El repertorio ha sido elástico a lo largo de los siglos. Los títulos que más representan en estos prolegómenos del presente siglo no son los mismos que más gustaban hace cien años y, desde el apogeo del género en el XIX, no ha parado de hablarse de «crisis».



El guión de la película «Una noche en la ópera» (1935), de los Hermanos Marx, evidencia una crisis aparente del arte de Caruso cuando sus héroes protagonistas se proponen destruir la ópera para que ésta no muera.



Por aquellas mismas fechas, el austríaco Alban Berg revoluciona el panorama operístico con el dodecafonismo, un método de composición atonal que inspira sus dos piezas magistrales: «Wozzeck» y «Lulú».



Mucho antes, en 1902, el francés Claude Debussy revoluciona el género con la única ópera que escribió, «Peléas y Melisande», en la que el compositor confía a la orquesta lo que las palabras no pueden expresar.



Sin embargo, la grabación de óperas completas en disco microsurco, a partir de 1948, hizo que el género resistiese un embate y en nuestros días, aunque las referencias a la crisis persisten, los creadores no paran de componer.
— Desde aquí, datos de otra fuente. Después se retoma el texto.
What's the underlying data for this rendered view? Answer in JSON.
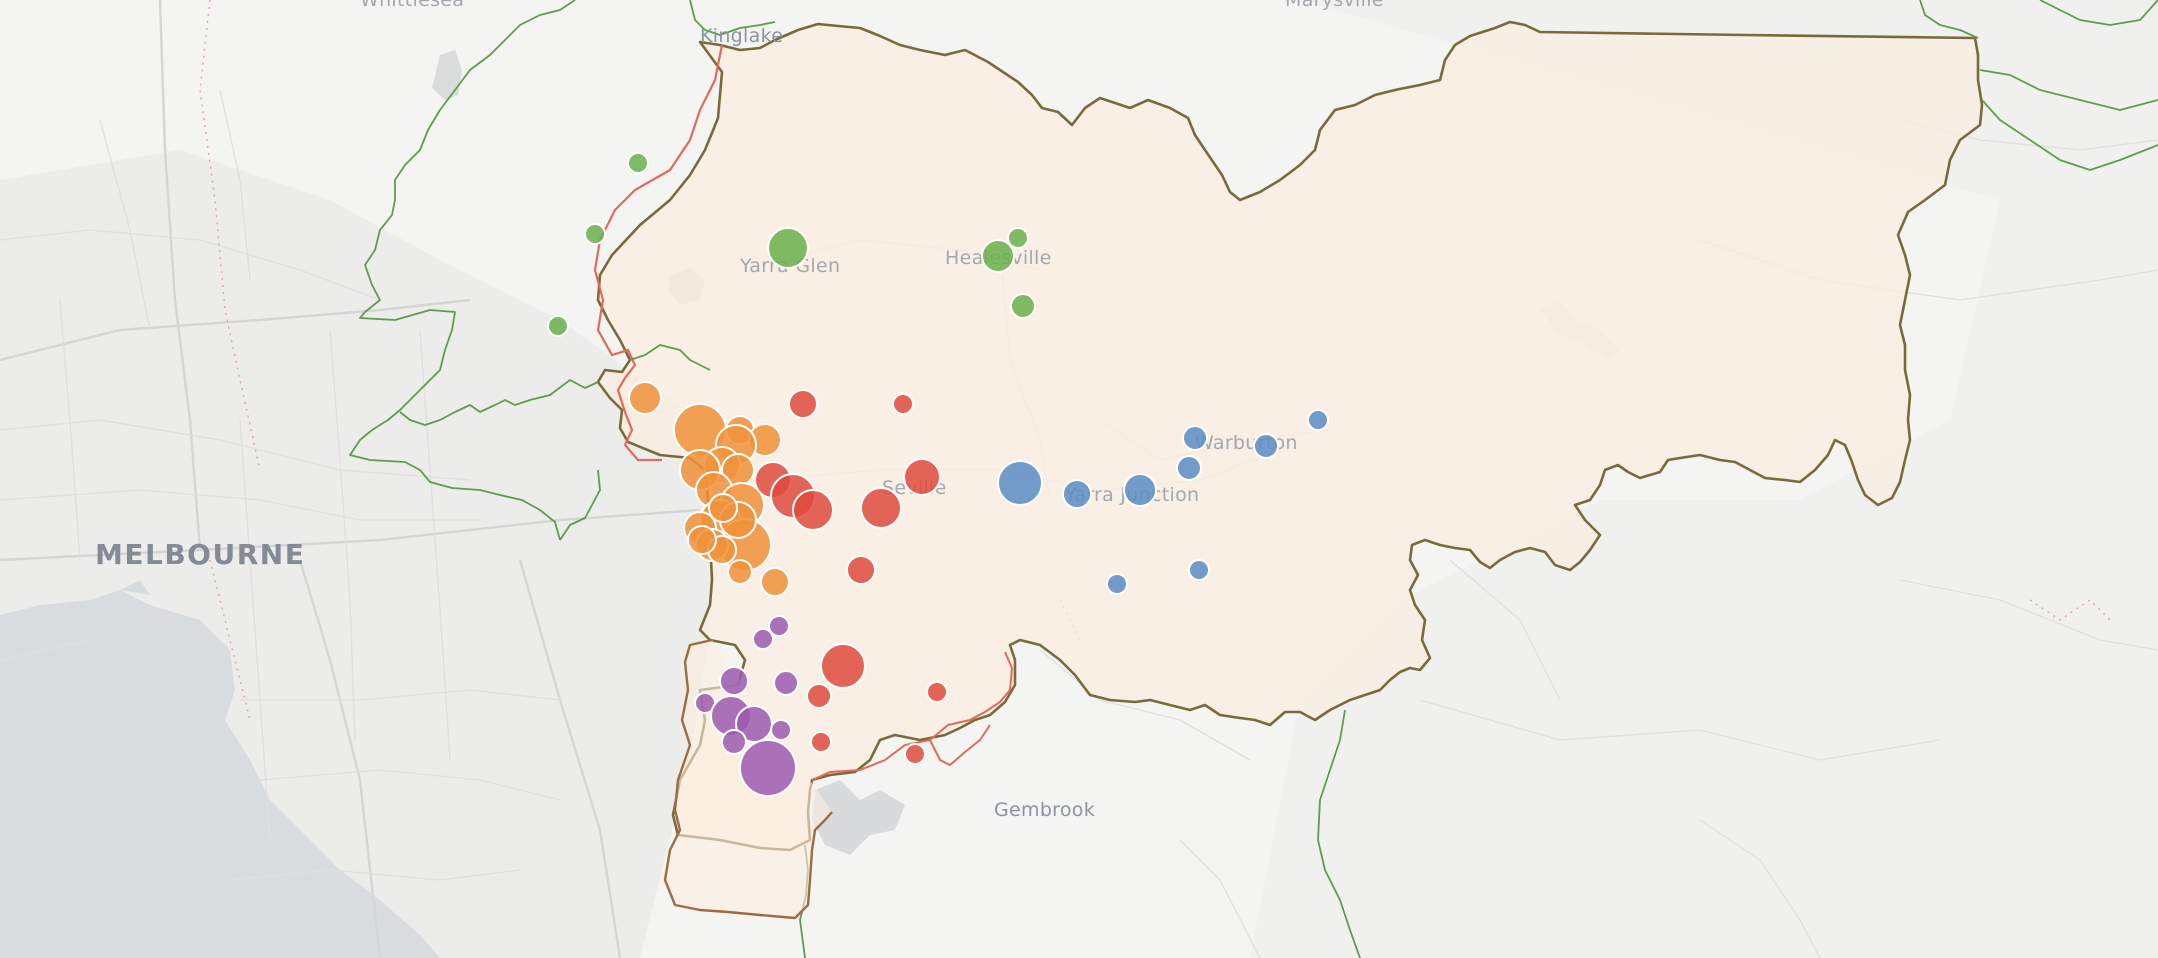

La pasada semana, el tenor y director de orquesta español Plácido Domingo anunciaba en París el próximo estreno de «The Fly» (La mosca), una ópera de Howard Shore inspirada en la película que Kurt Newman y David Cronenberg llevaron al cine en 1958 y 1986, respectivamente.



Pero como recordaba este domingo el crítico Jordi Llovet en El País, «han proliferado en los teatros de ópera de toda Europa puestas en escena que han sido objeto en unos casos de debate, en otros de gran consternación, y en otros de una simpatía incondicional alborozada».



Llovet recordaba un reciente montaje de «Un ballo in maschera», de Verdi, en el que aparecen, nada más levantarse el telón, doce personas defecando.



Según el crítico, el fenómeno obedece a los mecanismos de la actual posmodernidad en que vivimos, que «tienden a eliminar la densidad de lo histórico», y a «entorpecer categorías intelectuales de otros tiempos».